Yo no creo que haya habido un ser más masculino en la historia del universo que Jesús. Estoy seguro que era un hombre varonil, pero también tierno. Podía tomar a los niños y bendecirlos y jugar con ellos, y darles la bienvenida, y los niños se sentían atraídos a Él; y podía también reprender a un fariseo orgulloso y pretencioso
, y coger un azote y protestar enérgicamente contra la violación de la Casa del Señor. Podía hablar la verdad con total claridad, y anunciar el justo juicio de Dios, y también decirle a una mujer adúltera, “Vete y no peques más. Yo tampoco te condeno”.
¡Qué balance más admirable! Eso es un hombre masculino, una personalidad templada. Siempre he admirado el carácter de Jesús por ese balance, ese equilibrio que siempre veo en Él. Para mí esa es la verdadera masculinidad. Yo la veo en el Padre también. Veo su amor y su ternura, y luego también esa fortaleza, esa justicia, esa claridad que hay en Él. Los hombres cristianos tenemos que tratar, y hacer todo lo posible para ejemplificar una masculinidad balanceada.
La sociedad moderna está desesperadamente necesitada de hombres que encarnen, que ejemplifiquen una masculinidad sanada. ¿Por qué digo sanada, y no meramente “sana”? Porque todos estamos en alguna medida u otra heridos en nuestra sexualidad, y tenemos que someternos a la Palabra de Dios continuamente para que esta vaya, como con un piano desafinado, afinándonos otra vez y poniéndonos a tono de nuevo con la tonalidad del Padre y su masculinidad perfecta.
Tenemos que ser conformados de nuevo a su Ser, que no es ni masculino ni femenino, y que incluye tanto lo masculino como lo femenino. Nosotros somos hombres porque Dios tiene una parte que es afín a la energía masculina, y las mujeres son mujeres porque Dios tiene una parte que tiene afinidad con la energía femenina. Hombre y mujer proyectan y expresan aspectos complementarios de la personalidad divina.
Hay una música que Dios toca que se parece a la de la mujer, y una música que Él toca que se parece a la del hombre. Cuando Dios creó a Adán y a Eva, le legó una parte de su tonalidad total a cada uno. Se la entregó pura y cristalinamente clara. Pero cuando entramos al mundo, el mundo nos desafina poco a poco, como cuando un piano se desafina por el uso, y con el tiempo necesita volver a ser afinado.

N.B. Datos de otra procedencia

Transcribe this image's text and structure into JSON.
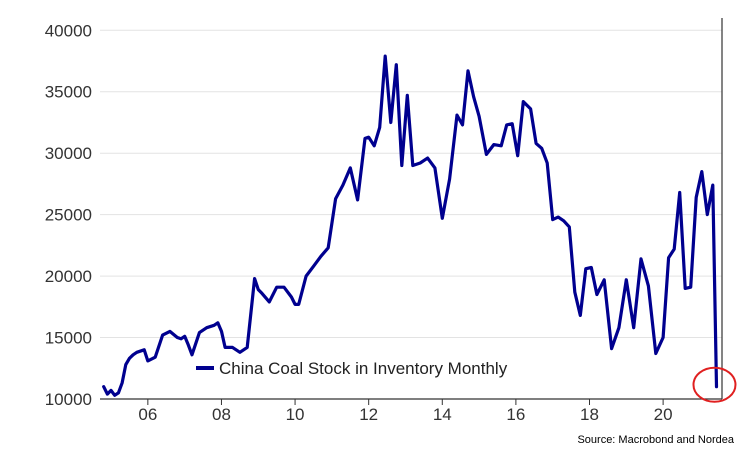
{
  "chart_data": {
    "type": "line",
    "series": [
      {
        "name": "China Coal Stock in Inventory Monthly",
        "color": "#00008f",
        "x": [
          2004.8,
          2004.9,
          2005.0,
          2005.1,
          2005.2,
          2005.3,
          2005.4,
          2005.5,
          2005.6,
          2005.7,
          2005.9,
          2006.0,
          2006.2,
          2006.4,
          2006.6,
          2006.8,
          2006.9,
          2007.0,
          2007.1,
          2007.2,
          2007.4,
          2007.6,
          2007.8,
          2007.9,
          2008.0,
          2008.1,
          2008.3,
          2008.5,
          2008.7,
          2008.9,
          2009.0,
          2009.1,
          2009.3,
          2009.5,
          2009.7,
          2009.9,
          2010.0,
          2010.1,
          2010.3,
          2010.5,
          2010.7,
          2010.9,
          2011.1,
          2011.3,
          2011.5,
          2011.7,
          2011.9,
          2012.0,
          2012.15,
          2012.3,
          2012.45,
          2012.6,
          2012.75,
          2012.9,
          2013.05,
          2013.2,
          2013.4,
          2013.6,
          2013.8,
          2014.0,
          2014.2,
          2014.4,
          2014.55,
          2014.7,
          2014.85,
          2015.0,
          2015.2,
          2015.4,
          2015.6,
          2015.75,
          2015.9,
          2016.05,
          2016.2,
          2016.4,
          2016.55,
          2016.7,
          2016.85,
          2017.0,
          2017.15,
          2017.3,
          2017.45,
          2017.6,
          2017.75,
          2017.9,
          2018.05,
          2018.2,
          2018.4,
          2018.6,
          2018.8,
          2019.0,
          2019.2,
          2019.4,
          2019.6,
          2019.8,
          2020.0,
          2020.15,
          2020.3,
          2020.45,
          2020.6,
          2020.75,
          2020.9,
          2021.05,
          2021.2,
          2021.35,
          2021.45
        ],
        "y": [
          11000,
          10400,
          10700,
          10300,
          10500,
          11300,
          12800,
          13300,
          13600,
          13800,
          14000,
          13100,
          13400,
          15200,
          15500,
          15000,
          14900,
          15100,
          14400,
          13600,
          15400,
          15800,
          16000,
          16200,
          15500,
          14200,
          14200,
          13800,
          14200,
          19800,
          18900,
          18600,
          17900,
          19100,
          19100,
          18300,
          17700,
          17700,
          20000,
          20800,
          21600,
          22300,
          26300,
          27400,
          28800,
          26200,
          31200,
          31300,
          30600,
          32100,
          37900,
          32500,
          37200,
          29000,
          34700,
          29000,
          29200,
          29600,
          28800,
          24700,
          27900,
          33100,
          32300,
          36700,
          34600,
          33000,
          29900,
          30700,
          30600,
          32300,
          32400,
          29800,
          34200,
          33600,
          30800,
          30400,
          29200,
          24600,
          24800,
          24500,
          24000,
          18700,
          16800,
          20600,
          20700,
          18500,
          19700,
          14100,
          15800,
          19700,
          15800,
          21400,
          19200,
          13700,
          15000,
          21500,
          22200,
          26800,
          19000,
          19100,
          26400,
          28500,
          25000,
          27400,
          11000
        ]
      }
    ],
    "xlim": [
      2004.7,
      2021.6
    ],
    "ylim": [
      10000,
      41000
    ],
    "x_ticks": [
      {
        "value": 2006,
        "label": "06"
      },
      {
        "value": 2008,
        "label": "08"
      },
      {
        "value": 2010,
        "label": "10"
      },
      {
        "value": 2012,
        "label": "12"
      },
      {
        "value": 2014,
        "label": "14"
      },
      {
        "value": 2016,
        "label": "16"
      },
      {
        "value": 2018,
        "label": "18"
      },
      {
        "value": 2020,
        "label": "20"
      }
    ],
    "y_ticks": [
      {
        "value": 10000,
        "label": "10000"
      },
      {
        "value": 15000,
        "label": "15000"
      },
      {
        "value": 20000,
        "label": "20000"
      },
      {
        "value": 25000,
        "label": "25000"
      },
      {
        "value": 30000,
        "label": "30000"
      },
      {
        "value": 35000,
        "label": "35000"
      },
      {
        "value": 40000,
        "label": "40000"
      }
    ],
    "grid": true,
    "legend_position": "bottom-center",
    "annotation": {
      "type": "circle",
      "x": 2021.45,
      "y": 11000,
      "color": "#e02020"
    },
    "source": "Source: Macrobond and Nordea"
  }
}
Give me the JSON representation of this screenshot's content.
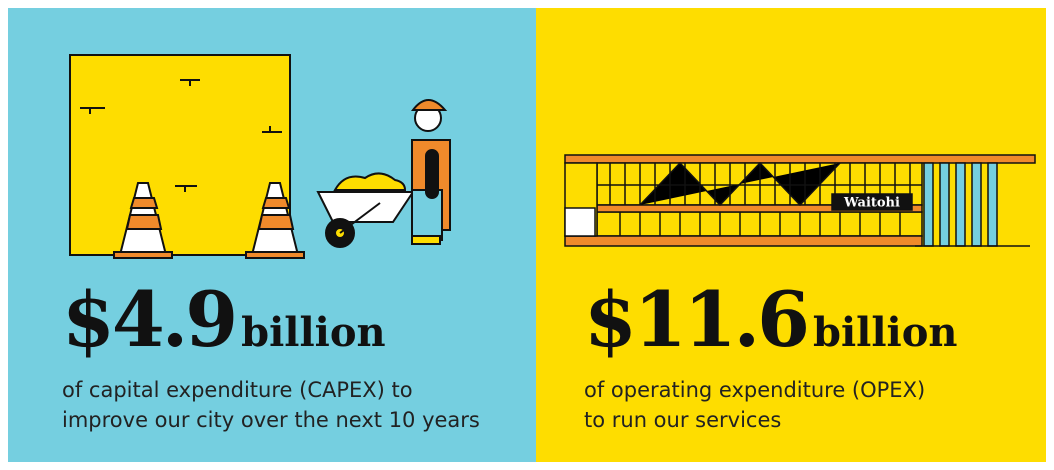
{
  "panels": [
    {
      "amount": "$4.9",
      "unit": "billion",
      "description": [
        "of capital expenditure (CAPEX) to",
        "improve our city over the next 10 years"
      ]
    },
    {
      "amount": "$11.6",
      "unit": "billion",
      "description": [
        "of operating expenditure (OPEX)",
        "to run our services"
      ],
      "sign": "Waitohi"
    }
  ]
}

Tenemos que escuchar continuamente la tonalidad del Padre, y afinarnos una y otra vez usándolo a él como punto de referencia. Tenemos que pedirle que nos enseñe a ser hombres y mujeres con el balance que él posee. La Palabra del Señor, a medida que la vamos escuchando y va penetrando nuestra vida, siendo obedientes a ella, sujetándonos a ella, vuelve a afinarnos. Se trata de un proceso de toda la vida. Con el tiempo nos desafinamos otra vez, y ella vuelve a afinarnos.
Tenemos que estar continuamente escuchando la tonalidad de Dios según la refleja su Palabra, su perfecto balance de masculinidad y femineidad, para que nos ayude a ser hombres y mujeres bien templados, bien afinados, a fin de que podamos tocar exactamente en la tonalidad perfecta del Padre.